Remove any dead flower heads unless it’s a once only flowering rose and you want the hips for decoration or jam. If you’ve started a spray program it’s best to continue spraying regularly as the weather permits.
Check the soil remains moist, and water as needed to get more flowers. Remove weeds, while they’re small.
Sow seeds of: ageratum, alyssum, aquilegia, arctotis, bellis, calceolaria, canytuft, calendula, Canterbury Bells, carnation, cineraria, cornflower, cyclmen, delphinium, dianthus, everlasting daisy, forget-me-not, galardia, godetia, gypsophila, holyhock, honesty, impatiens, larkspur, linaria, livingston daisy, lobelia, lupin, french marigold, mignonoette, nemisia, nemophila, nigella, painted daisy, pansy, polyanthus, poor mans orchid, iceland poppy, primula, scabosia, snap dragon, spider flower, statice, stock, strawflower, sweet pea, verbena, viola, Virginian stock, wallflower.
Plant seedlings of: ageratum, alyssum, aquilegia, arctotis, bellis, calceolaria, canytuft, calendula, Canterbury Bells, cineraria, cornflower, cyclmen, delphinium, dianthus, everlasting daisy, forget-me-not, galardia, godetia, gypsophila, holyhock, honesty, impatiens, larkspur, linaria, livingston daisy, lobelia, lupin, french marigold, mignoette, nasturtium, nemisia, nemophila, nigella, pansy, polyanthus, poor mans orchid, iceland poppy, primula, scabosia, snap dragon, spider flower, statice, stock, strawflower, sweet pea, verbena, viola, Virginian stock, wallflower.

Trees and Shrubs jobs for March Gardening New Zealand

Trim your hedges if needed to allow some fresh growth before winter.

Lawn jobs for March Gardening New Zealand.

Sowing new areas of lawn can be done providing you are able to water regularly to keep the soil moist.
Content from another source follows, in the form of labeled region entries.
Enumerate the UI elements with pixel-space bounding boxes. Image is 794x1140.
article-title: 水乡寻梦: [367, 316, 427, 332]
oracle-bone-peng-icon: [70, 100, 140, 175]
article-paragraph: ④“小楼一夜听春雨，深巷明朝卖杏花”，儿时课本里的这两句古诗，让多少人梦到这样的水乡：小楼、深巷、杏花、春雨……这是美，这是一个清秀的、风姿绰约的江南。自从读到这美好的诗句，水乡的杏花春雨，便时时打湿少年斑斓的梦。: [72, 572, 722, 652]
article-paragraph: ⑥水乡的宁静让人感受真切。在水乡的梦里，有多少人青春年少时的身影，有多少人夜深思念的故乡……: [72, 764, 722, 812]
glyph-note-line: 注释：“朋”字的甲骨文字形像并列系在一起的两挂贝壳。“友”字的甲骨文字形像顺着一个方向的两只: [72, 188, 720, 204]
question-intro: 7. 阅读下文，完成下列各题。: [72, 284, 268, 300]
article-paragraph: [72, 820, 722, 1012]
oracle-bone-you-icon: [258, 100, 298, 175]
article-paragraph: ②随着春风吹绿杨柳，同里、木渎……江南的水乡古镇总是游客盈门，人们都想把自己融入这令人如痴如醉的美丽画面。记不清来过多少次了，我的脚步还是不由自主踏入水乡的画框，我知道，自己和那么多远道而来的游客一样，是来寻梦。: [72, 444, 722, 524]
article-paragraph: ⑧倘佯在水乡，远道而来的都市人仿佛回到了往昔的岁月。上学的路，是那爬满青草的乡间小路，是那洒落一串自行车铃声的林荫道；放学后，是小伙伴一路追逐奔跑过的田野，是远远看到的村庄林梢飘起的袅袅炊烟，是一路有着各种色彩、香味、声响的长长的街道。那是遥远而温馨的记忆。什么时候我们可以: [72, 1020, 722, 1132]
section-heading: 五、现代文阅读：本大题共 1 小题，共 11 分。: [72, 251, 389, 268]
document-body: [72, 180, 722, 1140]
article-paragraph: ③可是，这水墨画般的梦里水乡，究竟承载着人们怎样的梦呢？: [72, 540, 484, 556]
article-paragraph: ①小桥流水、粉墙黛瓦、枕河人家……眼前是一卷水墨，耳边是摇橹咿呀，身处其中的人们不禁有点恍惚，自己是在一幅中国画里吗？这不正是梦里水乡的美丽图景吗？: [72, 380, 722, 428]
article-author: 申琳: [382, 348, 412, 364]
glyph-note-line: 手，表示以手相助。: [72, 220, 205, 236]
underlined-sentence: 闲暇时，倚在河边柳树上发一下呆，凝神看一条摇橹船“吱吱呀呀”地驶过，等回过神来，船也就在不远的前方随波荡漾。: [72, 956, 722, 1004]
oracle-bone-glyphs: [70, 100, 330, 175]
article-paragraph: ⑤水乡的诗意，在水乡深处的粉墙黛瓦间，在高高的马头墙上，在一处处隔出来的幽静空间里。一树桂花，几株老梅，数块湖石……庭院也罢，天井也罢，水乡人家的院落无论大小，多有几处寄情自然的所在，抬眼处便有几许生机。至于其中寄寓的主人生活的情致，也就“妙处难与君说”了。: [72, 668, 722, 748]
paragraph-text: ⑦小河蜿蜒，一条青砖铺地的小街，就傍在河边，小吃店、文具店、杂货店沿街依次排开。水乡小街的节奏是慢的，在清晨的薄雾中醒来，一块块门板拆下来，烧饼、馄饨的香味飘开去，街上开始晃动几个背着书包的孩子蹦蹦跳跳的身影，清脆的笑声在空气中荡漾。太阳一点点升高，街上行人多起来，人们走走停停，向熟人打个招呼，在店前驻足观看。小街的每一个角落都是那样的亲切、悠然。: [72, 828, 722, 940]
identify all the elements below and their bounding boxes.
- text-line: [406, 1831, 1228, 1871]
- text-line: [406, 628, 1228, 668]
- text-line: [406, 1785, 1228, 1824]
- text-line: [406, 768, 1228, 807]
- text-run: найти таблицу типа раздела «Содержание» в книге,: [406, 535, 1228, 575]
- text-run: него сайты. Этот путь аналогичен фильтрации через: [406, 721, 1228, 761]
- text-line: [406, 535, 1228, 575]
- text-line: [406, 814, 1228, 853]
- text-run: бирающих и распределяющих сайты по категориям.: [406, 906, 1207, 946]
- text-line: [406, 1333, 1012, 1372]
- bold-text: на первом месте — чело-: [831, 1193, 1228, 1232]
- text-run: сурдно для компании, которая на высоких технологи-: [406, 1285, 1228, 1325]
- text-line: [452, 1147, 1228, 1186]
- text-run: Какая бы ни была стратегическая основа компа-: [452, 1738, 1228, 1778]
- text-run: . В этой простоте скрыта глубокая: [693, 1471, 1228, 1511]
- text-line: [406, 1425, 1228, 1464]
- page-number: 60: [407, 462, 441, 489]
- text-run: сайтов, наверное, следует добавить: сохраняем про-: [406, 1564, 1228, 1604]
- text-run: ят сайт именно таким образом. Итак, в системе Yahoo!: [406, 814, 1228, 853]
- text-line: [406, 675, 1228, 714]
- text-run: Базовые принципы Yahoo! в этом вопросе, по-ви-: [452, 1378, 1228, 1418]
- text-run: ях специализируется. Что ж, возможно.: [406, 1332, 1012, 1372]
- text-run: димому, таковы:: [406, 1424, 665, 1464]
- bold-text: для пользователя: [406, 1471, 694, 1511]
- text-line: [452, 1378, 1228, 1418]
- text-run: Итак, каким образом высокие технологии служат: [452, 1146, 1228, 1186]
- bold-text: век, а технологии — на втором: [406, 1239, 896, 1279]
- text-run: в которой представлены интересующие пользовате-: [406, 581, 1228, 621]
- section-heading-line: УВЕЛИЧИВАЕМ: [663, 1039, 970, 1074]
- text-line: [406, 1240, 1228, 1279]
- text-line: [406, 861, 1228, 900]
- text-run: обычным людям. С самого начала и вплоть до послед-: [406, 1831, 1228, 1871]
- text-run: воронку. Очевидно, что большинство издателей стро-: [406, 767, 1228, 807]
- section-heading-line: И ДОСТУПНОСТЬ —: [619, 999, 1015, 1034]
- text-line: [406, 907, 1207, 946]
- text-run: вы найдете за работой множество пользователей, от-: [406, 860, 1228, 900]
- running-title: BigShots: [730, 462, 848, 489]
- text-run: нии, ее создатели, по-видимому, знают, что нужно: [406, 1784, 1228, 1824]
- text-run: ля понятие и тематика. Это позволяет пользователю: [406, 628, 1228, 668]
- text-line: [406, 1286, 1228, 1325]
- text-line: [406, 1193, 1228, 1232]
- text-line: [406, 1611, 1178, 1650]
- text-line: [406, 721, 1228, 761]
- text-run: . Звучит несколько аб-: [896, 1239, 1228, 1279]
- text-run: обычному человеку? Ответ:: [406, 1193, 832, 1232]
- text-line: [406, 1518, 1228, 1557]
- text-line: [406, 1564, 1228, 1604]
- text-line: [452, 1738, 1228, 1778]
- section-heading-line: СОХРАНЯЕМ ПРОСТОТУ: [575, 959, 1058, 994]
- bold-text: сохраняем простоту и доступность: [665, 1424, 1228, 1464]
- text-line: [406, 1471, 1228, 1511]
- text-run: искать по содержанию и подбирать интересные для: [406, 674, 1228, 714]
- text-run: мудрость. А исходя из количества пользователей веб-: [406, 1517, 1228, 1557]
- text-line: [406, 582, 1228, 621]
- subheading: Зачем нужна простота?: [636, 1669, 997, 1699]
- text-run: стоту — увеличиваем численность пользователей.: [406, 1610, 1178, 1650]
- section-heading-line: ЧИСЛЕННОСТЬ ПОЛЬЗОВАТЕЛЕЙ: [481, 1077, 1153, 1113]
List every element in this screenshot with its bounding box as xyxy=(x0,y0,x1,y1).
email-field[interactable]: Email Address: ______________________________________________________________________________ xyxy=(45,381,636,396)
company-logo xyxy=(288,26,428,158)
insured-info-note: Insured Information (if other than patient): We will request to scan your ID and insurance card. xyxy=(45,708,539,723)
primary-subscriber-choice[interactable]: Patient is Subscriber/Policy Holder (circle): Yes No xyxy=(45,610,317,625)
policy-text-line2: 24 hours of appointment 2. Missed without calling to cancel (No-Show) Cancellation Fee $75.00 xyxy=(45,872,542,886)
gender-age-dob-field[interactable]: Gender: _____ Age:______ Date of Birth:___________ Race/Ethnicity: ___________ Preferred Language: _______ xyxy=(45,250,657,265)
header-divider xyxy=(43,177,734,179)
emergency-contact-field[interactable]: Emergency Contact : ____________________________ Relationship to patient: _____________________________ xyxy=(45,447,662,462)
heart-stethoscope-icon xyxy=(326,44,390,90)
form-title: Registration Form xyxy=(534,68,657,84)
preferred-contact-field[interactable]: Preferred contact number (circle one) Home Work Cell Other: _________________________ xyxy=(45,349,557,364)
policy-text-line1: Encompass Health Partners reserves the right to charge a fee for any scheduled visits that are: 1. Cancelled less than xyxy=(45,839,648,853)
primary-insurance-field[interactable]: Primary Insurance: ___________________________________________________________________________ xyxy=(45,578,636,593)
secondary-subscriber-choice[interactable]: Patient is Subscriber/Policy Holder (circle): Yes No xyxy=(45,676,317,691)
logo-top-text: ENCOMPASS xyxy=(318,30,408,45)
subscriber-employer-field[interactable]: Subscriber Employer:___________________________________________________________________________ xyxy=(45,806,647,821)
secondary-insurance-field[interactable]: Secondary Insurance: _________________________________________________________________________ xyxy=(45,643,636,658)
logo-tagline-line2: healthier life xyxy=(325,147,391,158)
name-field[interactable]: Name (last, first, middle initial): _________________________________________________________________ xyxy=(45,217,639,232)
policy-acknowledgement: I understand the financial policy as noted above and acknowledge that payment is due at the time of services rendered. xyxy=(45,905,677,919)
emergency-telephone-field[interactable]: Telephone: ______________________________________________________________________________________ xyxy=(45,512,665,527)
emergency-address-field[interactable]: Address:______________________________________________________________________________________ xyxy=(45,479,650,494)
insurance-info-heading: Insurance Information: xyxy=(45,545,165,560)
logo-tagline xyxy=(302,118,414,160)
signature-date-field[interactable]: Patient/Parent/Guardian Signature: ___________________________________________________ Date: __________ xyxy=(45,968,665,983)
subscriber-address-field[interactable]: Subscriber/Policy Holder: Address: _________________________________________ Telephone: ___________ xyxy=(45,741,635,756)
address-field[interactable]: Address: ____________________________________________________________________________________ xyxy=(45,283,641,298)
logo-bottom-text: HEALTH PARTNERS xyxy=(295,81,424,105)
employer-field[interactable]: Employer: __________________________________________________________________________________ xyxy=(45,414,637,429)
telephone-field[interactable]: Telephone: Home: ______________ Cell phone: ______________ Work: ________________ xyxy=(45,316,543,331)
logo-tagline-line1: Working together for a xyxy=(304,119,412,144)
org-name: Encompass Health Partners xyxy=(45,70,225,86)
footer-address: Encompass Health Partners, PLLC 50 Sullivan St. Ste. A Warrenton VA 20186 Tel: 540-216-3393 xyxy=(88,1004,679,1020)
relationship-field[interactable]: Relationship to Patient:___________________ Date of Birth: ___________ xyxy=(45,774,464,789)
It’s a good idea to rotary hoe areas where new grass is to sown to provide a good depth of loose soil for new roots.
Mow existing lawn as required depending on the growth. The grass should be between 20 to 25 mm after you’ve cut it. It’s a good time now to control lawn weeds now before they get a chance to spread. You can either spot spray or brush on herbicide or digging them out.

Compost jobs for March Gardening New Zealand

Turn your compost heaps so organic matter gets evenly decomposed. Continue building heaps and when they consist of predominantly unrecognisable matter they are ready to be spread around bare soil as a mulch, or dug into the soil.
Make new compost heaps by incorporating dead leaves, grass clippings, vegetable scraps with a sprinkling of lime and animal manure etc.